Der Rückweg kommt mir wesentlich kzer vor, als es der Hinweg getan hatte. Vielleicht liegt das daran, dass ich jetzt einen direkteren Weg gewählt hatte und weder weggeschwemmte Wege noch eine nach dem sturzfallartigem Regen gebildete Furth mir in den Weg floss. Oder der Müsliriegel war vielleicht ein Powerriegel?
Zurück am Auto schnalle ich das Rad wieder hinten drauf und google erst mal nach einem Supermarkt in der Nähe. Eines der Kinder bat um einen Bananeneinkauf. Man kennt das ja als Eltern: Hat man keine Banane zu Hause, ist es um die Welt beinahe geschehen, zumindest um den Weltfrieden ist es schlcht bestellt. Na gut, der Familienfrieden gerät in Schieflage. Kauft man aber ausreichend Bananen, so dass jeder in der Familie seinen Bananenhunger stillen kann, dann waren es ganz bestimmt zu viele Bananen, die auch noch alle gleichzeitig braun -zu braun- werden und zu Bananenbrot verarbeitet werden müssen.

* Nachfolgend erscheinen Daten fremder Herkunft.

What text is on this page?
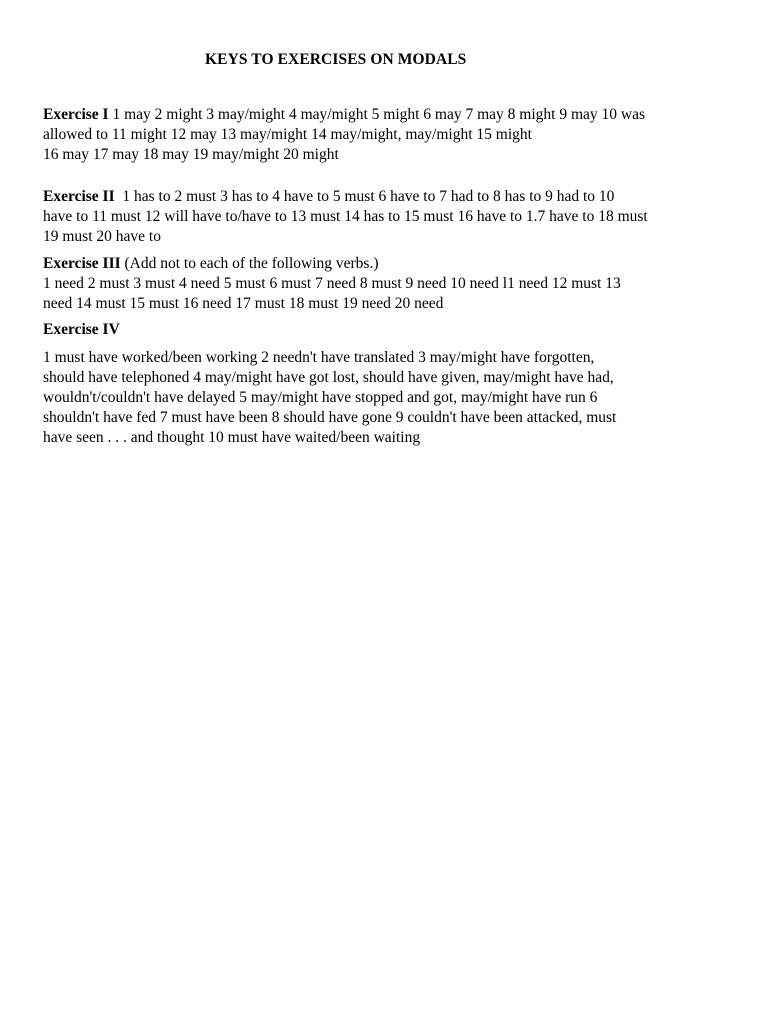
KEYS TO EXERCISES ON MODALS
Exercise I 1 may 2 might 3 may/might 4 may/might 5 might 6 may 7 may 8 might 9 may 10 was
allowed to 11 might 12 may 13 may/might 14 may/might, may/might 15 might
16 may 17 may 18 may 19 may/might 20 might
Exercise II  1 has to 2 must 3 has to 4 have to 5 must 6 have to 7 had to 8 has to 9 had to 10
have to 11 must 12 will have to/have to 13 must 14 has to 15 must 16 have to 1.7 have to 18 must
19 must 20 have to
Exercise III (Add not to each of the following verbs.)
1 need 2 must 3 must 4 need 5 must 6 must 7 need 8 must 9 need 10 need l1 need 12 must 13
need 14 must 15 must 16 need 17 must 18 must 19 need 20 need
Exercise IV
1 must have worked/been working 2 needn't have translated 3 may/might have forgotten,
should have telephoned 4 may/might have got lost, should have given, may/might have had,
wouldn't/couldn't have delayed 5 may/might have stopped and got, may/might have run 6
shouldn't have fed 7 must have been 8 should have gone 9 couldn't have been attacked, must
have seen . . . and thought 10 must have waited/been waiting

Während ich so zurück durch die kleinen, mittelfränkischen Dörfer fahre und dabei laut Musik höre, gehen mir ganz unterschiedliche Dinge durch den Kopf: Weshalb ziehen so viele Menschen in die Stadt, wo es doch auf dem Land so gemütlich ist? Dieser Wegzug hat einen massiven Verfall alter Gebäude zur Konsequenz. Ich hatte schon fast Lust, eines der leerstehenden Wirtshäuser zu kaufen und wiederzubeleben. Aber nur fast. Ich bin selbst auf dem Dorf aufgewachsen und kann mir einfach nicht vorstellen, wieder unter der Kontrolle einer Dorfgemeinschaft zu stehen. Andererseits heißt es ja, es bräuchte ein Dorf, um Kinder sinnvoll groß zu bekommen.
Dann überlegte ich mir noch, ob ein Post als Abschiedsfest von der Grundschule Sinn macht. Die Jüngste hat ihre letzten beiden Wochen als Viertklässlerin und ich bin unglaublich froh darüber. Im September hat sie die Möglichkeit, noch einmal ein unbeschriebenes Blatt zu sein und sich so zu zeigen, wie sie sein möchte. Alles hinter sich zu lassen, was war, ist manchmal sehr befreiend.
Zu Hause wartet das große Kind mit einer geputzten Küche, gelegter Wäsche und einem riesigen Topf frisch gekochter Linsensuppe. Vielleicht brauche ich gar kein Dorf und es klappt auch so ganz gut?
Mehr Bilder des Tages gibt es bei Caro und meine 12v12 im Juli der vergangenen Jahre hier: 2020, 2019, 2016, 2015
Was für ein spannender Post in vielerlei Hinsicht! Altmühl: Erinnerungen an den toten “kleinen” Bruder, der sie mal ganz mit dem Rad abgefahren ist und begeistert war. Rothenburg: Eine Kindheitserinnerung, 75 Kilometer von meinem Heimatdorf entfernt. Ferienende: Auch meine zweitjüngste Enkelin wechselt zur weiterführenden Schule, ganz alleine, ohne Freundin, auch weil sie ein unbeschriebenes Blatt sein will und offen für andere. Sie schafft das, denn sie hat mit fünf den Wechsel nach M. geschafft so wie ich mit neun den ins Rheinland. Und auch für deine Tochter bietet das viel. Machbar, wenn man Wurzeln und ein Nest hat.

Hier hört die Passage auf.